One day while making yet another attempt, Joey learned that the gatekeeper would not be in to work for a few days. He asked her if she would be out on business or pleasure. She told him she was taking a few days off to plant a garden. As they chatted for a few minutes, Joey learned how much the gatekeeper enjoyed vegetable gardening. My friend told her about the Heirloom Tomato Company, which distributes tomato seeds that produce tomatoes that taste like they came out of your grandfather's garden.
The gatekeeper had not heard about Heirloom, but she was very interested. Joey told her that he had half a package of seeds left over from his garden and would send the package to her. After she received the seeds, Joey never had any trouble reaching the executive or having him return his calls. Joey demonstrated he knew the gatekeeper and followed up on what he said he would do. The gatekeeper felt recognized as a person of importance and demonstrated her authority. A dollar's worth of seeds became worth thousands of dollars in business.
Harlow Edwards left the military service at the end of World War II. He went to work for a life insurance company that also offered health indemnification policies. The indemnification policies paid $10 a day if the insured was hospitalized.
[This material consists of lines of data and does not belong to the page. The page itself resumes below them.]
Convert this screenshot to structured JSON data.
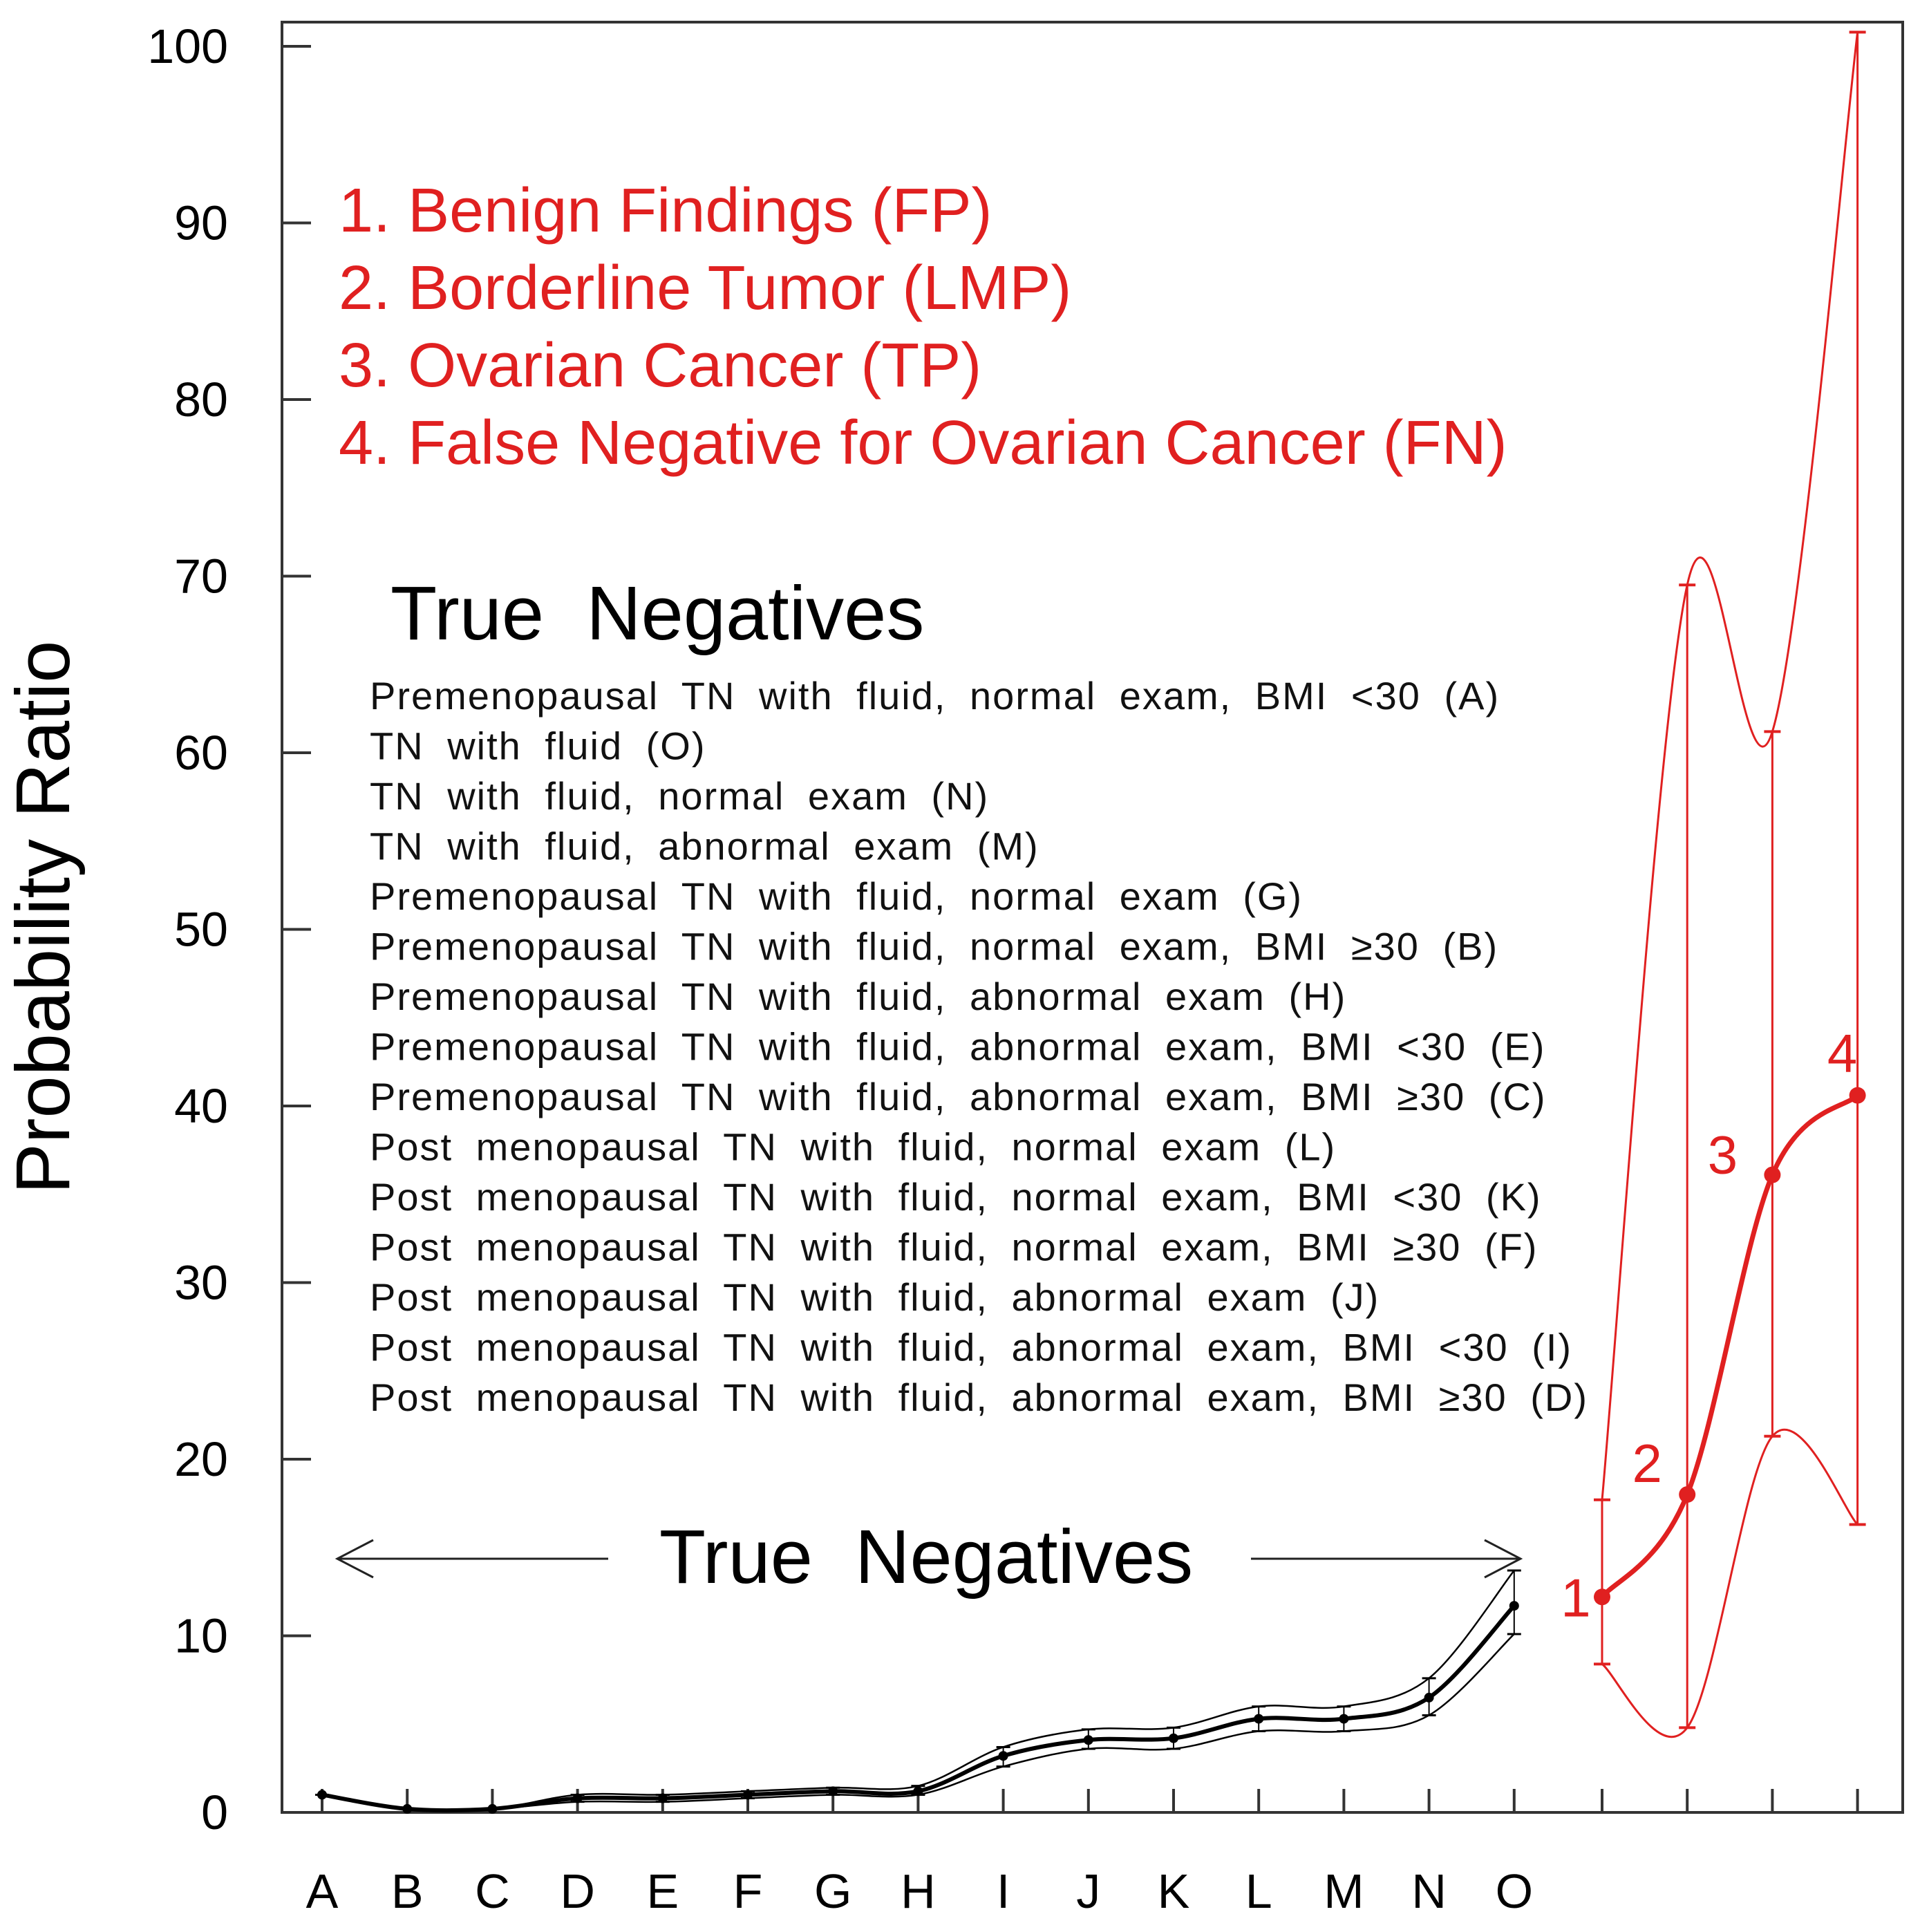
{
  "colors": {
    "tn": "#000000",
    "red": "#e02020",
    "axis": "#333333"
  },
  "chart_data": {
    "type": "line",
    "title": "",
    "xlabel": "",
    "ylabel": "Probability Ratio",
    "ylim": [
      0,
      100
    ],
    "yticks": [
      0,
      10,
      20,
      30,
      40,
      50,
      60,
      70,
      80,
      90,
      100
    ],
    "categories": [
      "A",
      "B",
      "C",
      "D",
      "E",
      "F",
      "G",
      "H",
      "I",
      "J",
      "K",
      "L",
      "M",
      "N",
      "O"
    ],
    "true_negatives": {
      "name": "True Negatives",
      "mean": [
        1.0,
        0.2,
        0.2,
        0.8,
        0.8,
        1.0,
        1.2,
        1.2,
        3.2,
        4.1,
        4.2,
        5.3,
        5.3,
        6.5,
        11.7
      ],
      "upper": [
        1.0,
        0.2,
        0.2,
        1.0,
        1.0,
        1.2,
        1.4,
        1.5,
        3.7,
        4.7,
        4.8,
        6.0,
        6.0,
        7.6,
        13.7
      ],
      "lower": [
        1.0,
        0.2,
        0.2,
        0.6,
        0.6,
        0.8,
        1.0,
        1.0,
        2.6,
        3.6,
        3.6,
        4.6,
        4.6,
        5.5,
        10.1
      ]
    },
    "disease_groups": {
      "labels": [
        "1",
        "2",
        "3",
        "4"
      ],
      "mean": [
        12.2,
        18.0,
        36.1,
        40.6
      ],
      "upper": [
        17.7,
        69.5,
        61.2,
        100.8
      ],
      "lower": [
        8.4,
        4.8,
        21.3,
        16.3
      ]
    },
    "arrow_label": "True  Negatives"
  },
  "legend_red": [
    "1. Benign Findings (FP)",
    "2. Borderline Tumor (LMP)",
    "3. Ovarian Cancer (TP)",
    "4. False Negative for Ovarian Cancer (FN)"
  ],
  "tn_title": "True  Negatives",
  "tn_list": [
    "Premenopausal TN with fluid, normal exam, BMI <30 (A)",
    "TN with fluid (O)",
    "TN with fluid, normal exam (N)",
    "TN with fluid, abnormal exam (M)",
    "Premenopausal TN with fluid, normal exam (G)",
    "Premenopausal TN with fluid, normal exam, BMI ≥30 (B)",
    "Premenopausal TN with fluid, abnormal exam (H)",
    "Premenopausal TN with fluid, abnormal exam, BMI <30 (E)",
    "Premenopausal TN with fluid, abnormal exam, BMI ≥30 (C)",
    "Post menopausal TN with fluid, normal exam (L)",
    "Post menopausal TN with fluid, normal exam, BMI <30 (K)",
    "Post menopausal TN with fluid, normal exam, BMI ≥30 (F)",
    "Post menopausal TN with fluid, abnormal exam (J)",
    "Post menopausal TN with fluid, abnormal exam, BMI <30 (I)",
    "Post menopausal TN with fluid, abnormal exam, BMI ≥30 (D)"
  ]
}
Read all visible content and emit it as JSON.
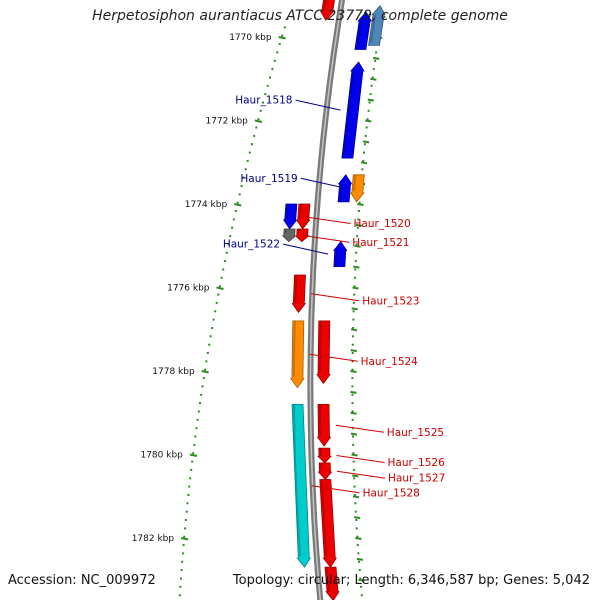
{
  "title": "Herpetosiphon aurantiacus ATCC 23779, complete genome",
  "footer": {
    "accession": "Accession: NC_009972",
    "summary": "Topology: circular; Length: 6,346,587 bp; Genes: 5,042"
  },
  "scale": {
    "unit": "kbp",
    "marks": [
      {
        "position_kbp": 1770,
        "label": "1770 kbp"
      },
      {
        "position_kbp": 1772,
        "label": "1772 kbp"
      },
      {
        "position_kbp": 1774,
        "label": "1774 kbp"
      },
      {
        "position_kbp": 1776,
        "label": "1776 kbp"
      },
      {
        "position_kbp": 1778,
        "label": "1778 kbp"
      },
      {
        "position_kbp": 1780,
        "label": "1780 kbp"
      },
      {
        "position_kbp": 1782,
        "label": "1782 kbp"
      }
    ]
  },
  "colors": {
    "backbone": "#888888",
    "scale_tick": "#2e8b22",
    "left_label": "#00008b",
    "right_label": "#cc0000",
    "blue": "#0000ee",
    "red": "#ee0000",
    "orange": "#ff8c00",
    "cyan": "#00cccc",
    "gray": "#666666",
    "steel": "#4f86b8"
  },
  "genes": [
    {
      "name": "",
      "start_kbp": 1769.25,
      "end_kbp": 1770.2,
      "strand": "-",
      "track": 3,
      "color": "steel",
      "label_side": "none"
    },
    {
      "name": "",
      "start_kbp": 1769.4,
      "end_kbp": 1770.3,
      "strand": "-",
      "track": 2,
      "color": "blue",
      "label_side": "none"
    },
    {
      "name": "",
      "start_kbp": 1768.8,
      "end_kbp": 1769.6,
      "strand": "+",
      "track": -1,
      "color": "red",
      "label_side": "none"
    },
    {
      "name": "Haur_1518",
      "start_kbp": 1770.6,
      "end_kbp": 1772.9,
      "strand": "-",
      "track": 2,
      "color": "blue",
      "label_side": "left"
    },
    {
      "name": "Haur_1519",
      "start_kbp": 1773.3,
      "end_kbp": 1773.95,
      "strand": "+",
      "track": 3,
      "color": "orange",
      "label_side": "left"
    },
    {
      "name": "",
      "start_kbp": 1773.3,
      "end_kbp": 1773.95,
      "strand": "-",
      "track": 2,
      "color": "blue",
      "label_side": "none"
    },
    {
      "name": "Haur_1520",
      "start_kbp": 1774.0,
      "end_kbp": 1774.6,
      "strand": "+",
      "track": -2,
      "color": "blue",
      "label_side": "right"
    },
    {
      "name": "",
      "start_kbp": 1774.0,
      "end_kbp": 1774.6,
      "strand": "+",
      "track": -1,
      "color": "red",
      "label_side": "none"
    },
    {
      "name": "",
      "start_kbp": 1774.6,
      "end_kbp": 1774.9,
      "strand": "+",
      "track": -1,
      "color": "red",
      "label_side": "none"
    },
    {
      "name": "Haur_1521",
      "start_kbp": 1774.6,
      "end_kbp": 1774.9,
      "strand": "+",
      "track": -2,
      "color": "gray",
      "label_side": "right"
    },
    {
      "name": "Haur_1522",
      "start_kbp": 1774.9,
      "end_kbp": 1775.5,
      "strand": "-",
      "track": 2,
      "color": "blue",
      "label_side": "left"
    },
    {
      "name": "Haur_1523",
      "start_kbp": 1775.7,
      "end_kbp": 1776.6,
      "strand": "+",
      "track": -1,
      "color": "red",
      "label_side": "right"
    },
    {
      "name": "",
      "start_kbp": 1776.8,
      "end_kbp": 1778.3,
      "strand": "+",
      "track": 1,
      "color": "red",
      "label_side": "none"
    },
    {
      "name": "Haur_1524",
      "start_kbp": 1776.8,
      "end_kbp": 1778.4,
      "strand": "+",
      "track": -1,
      "color": "orange",
      "label_side": "right"
    },
    {
      "name": "Haur_1525",
      "start_kbp": 1778.8,
      "end_kbp": 1779.8,
      "strand": "+",
      "track": 1,
      "color": "red",
      "label_side": "right"
    },
    {
      "name": "Haur_1526",
      "start_kbp": 1779.85,
      "end_kbp": 1780.2,
      "strand": "+",
      "track": 1,
      "color": "red",
      "label_side": "right"
    },
    {
      "name": "Haur_1527",
      "start_kbp": 1780.2,
      "end_kbp": 1780.6,
      "strand": "+",
      "track": 1,
      "color": "red",
      "label_side": "right"
    },
    {
      "name": "",
      "start_kbp": 1780.6,
      "end_kbp": 1782.7,
      "strand": "+",
      "track": 1,
      "color": "red",
      "label_side": "none"
    },
    {
      "name": "Haur_1528",
      "start_kbp": 1778.8,
      "end_kbp": 1782.7,
      "strand": "+",
      "track": -1,
      "color": "cyan",
      "label_side": "right"
    },
    {
      "name": "",
      "start_kbp": 1782.7,
      "end_kbp": 1783.5,
      "strand": "+",
      "track": 1,
      "color": "red",
      "label_side": "none"
    }
  ]
}
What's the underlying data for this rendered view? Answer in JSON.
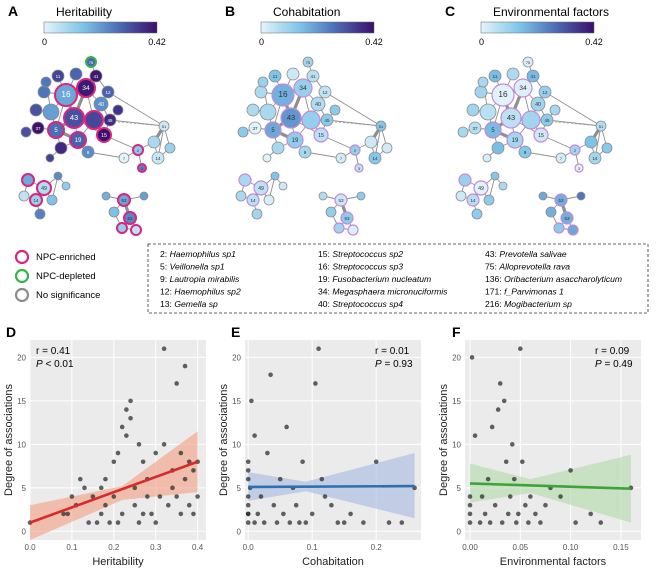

Back in the late 1940s, the cost for this coverage was only a few dollars a month.
Harlow called on veterans returning home after the war. He established a goal of having 750 clients. In his first couple of years in business he wasn't truly interested in how much money he made: He was more interested in achieving his goal of 750 clients.
Harlow made sales calls and explained the benefits of life insurance. More often than not his prospect didn't buy any life insurance at all. But just before Harlow left his prospect he would stop at the door and say, "You'd buy a little bit just to be friendly, wouldn't you?" Harlow would then write up orders for the indemnification policy on the prospect and his family. During his first three years in the insurance business, Harlow sold 750 policies. The polices were written for newborn babies, housewives, husbands, and anybody else who may have been in the room. At the end of three years, Harlow declared he would never prospect again. He had identified his entire universe of clients.
Over the next 40 years Harlow socialized with every one of his policyholders at least once a year. In the early years Harlow and his wife invited policyholders to their home for potluck suppers and card games. As business improved, Harlow had a swimming pool built in his backyard where he continued to entertain his policyholders. Harlow and his wife took clients to dinners, movies, concerts, and the theater. Never prospecting but always maintaining social mobility with his universe of policyholders.
As his clients matured and prospered, Harlow was their insurance agent. Babies grew up and became professionals, teachers, business owners, and captains of industry. Harlow had known them since birth and was the person they turned to for help with their insurance.
Harlow had sold 750 policies to 250 families. He socialized with each of these families and knew dates of birth, graduation dates, anniversaries, and everyone's name. Harlow knew his customers and he made them feel important. He liked them and they knew and liked him in return. His customers knew him, but more importantly, they understood that Harlow knew them. Harlow made a fortune in the insurance business. Harlow was KUHL.